I work with multiple groups at any given time and all of them end up following many of these patterns. Through one proxy metric or another, agile systems become bad accounting and metric systems that are used to pressure developers to the point of burn out and or leaving.
For management, the goal is to push more efficiently from a fixed salary. From their misguided perspective, they're already paying you $100-200k+, so they own all of your time. The more they can get you to do over 8 hours, the less they're paying per unit (hour) of labor. This leads to high turnover, burnout, poor products, and is ultimatelt passing costs off to employees.
At some point, for many, time investment vs compensation can even out to working a fulltime and decent full-time and part time job (12 hours a day). The employer has managed to disguise this through all sorts of deceptive means. The employer may be ignorant that fact, they may (genuinely) think they're just pushing you to work a full 8 hours or so, but it's more common than people seem to want to admit. And ego in software development and widespread imposter syndrome for newer developers just perpetuate this problem.
New developers won't admit when a request is absurd, they assume they're slow and pickup the slack. They also are trying to gain entry to the market so they're willing to sacrifice their time in hopes to jump ship for a less toxic environment with higher comp to time ratio. "This is just temporary." Ultimately, that mentality creates an expectation and experience only buys you so much efficiency in certain situations. Those new developers provide positive reinforcement to business managers that "this is the way."
As that happens at more and more enviornments, work to life balances become toxic at more and more places and the end result is, those new developers may never get a chance to escape that toxic balance because they've enabled it, everywhere, through fierce competition of ego.

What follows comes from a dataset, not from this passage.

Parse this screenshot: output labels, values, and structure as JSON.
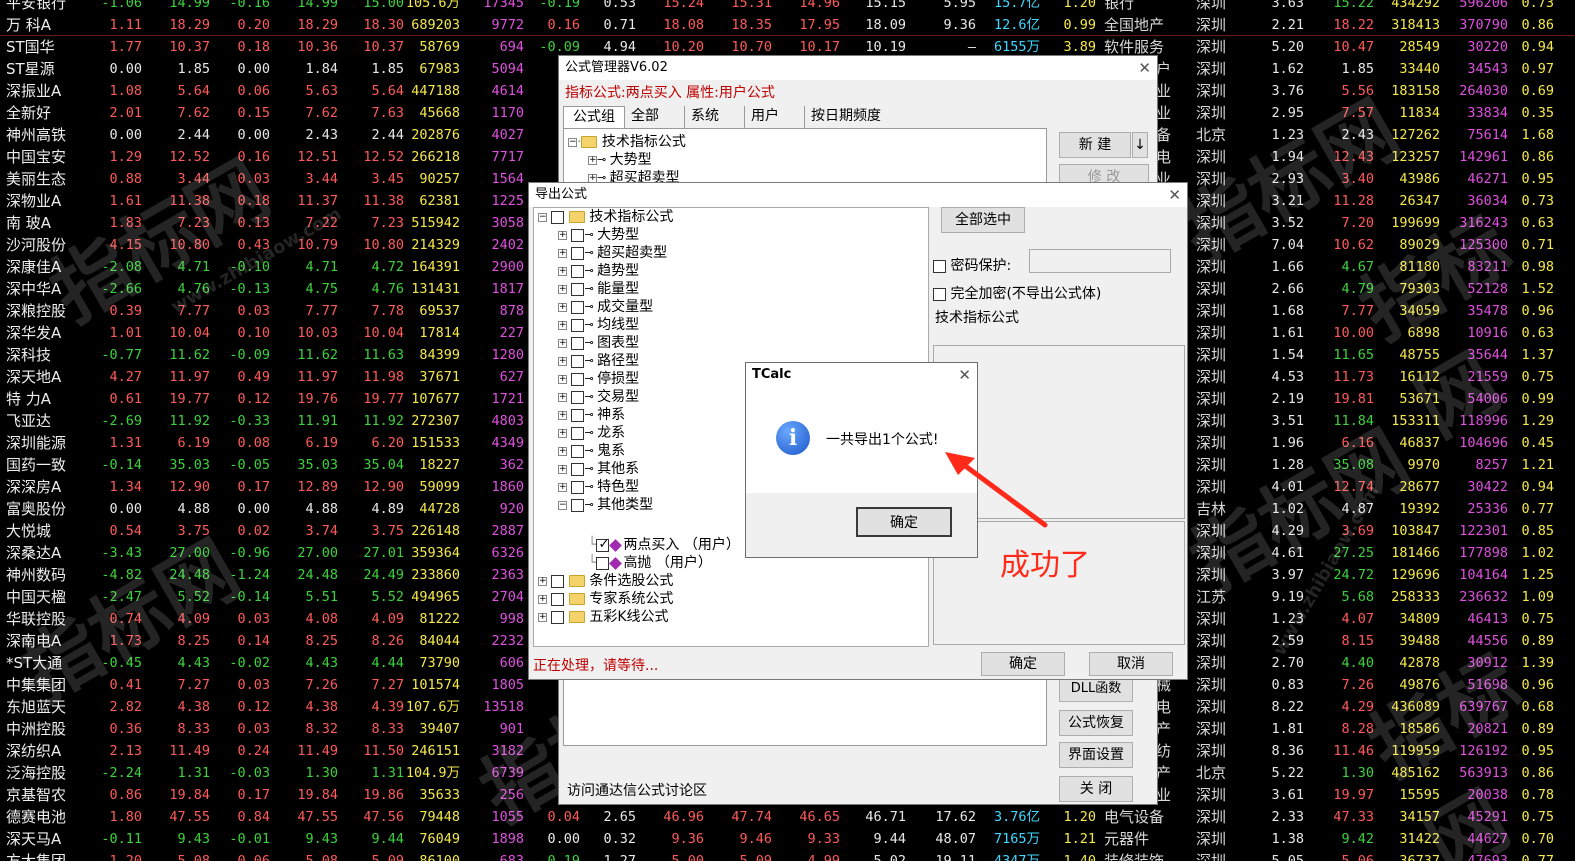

I learned this at my first job when a very senior (nearly retired) developer working in development since the punch card era seemed to only be producing a little more than I could in a day. I thought, well he must be barely working, lazy or incompetent because I'm a newbie and not too far behind him. "This guy supposedly helped contribite to the development of quantum theory, write some of the first computer simulations for this, and friends with nobel prize winners? What a sham, his skills must be so dated!"
So for awhile, I started churning out more progress than him but he never changed his pace. At some point I realized I was investing a lot of extra time for no apparent reason. I didn't get paid more. I got some "brownie points" but ultimately, I realized I was undercutting my manager and mentor by using my free time and at the same time, creating an expectation of my production rate that required more than 8 hours of work. I was sprinting in a marathon and only harming myself by trying to be competitive and show I was as good or better as this relic developer. It turns, out I was just unwise, and he was light years ahead of me at setting realistic expectations. Through the rest of my career I realized he had created the most realisticand accurate time estimates for development timelines I've encountered and created a work environment that was well balanced for everyone and kept his boss happy, all while no one was stagnant and still developing professsionally.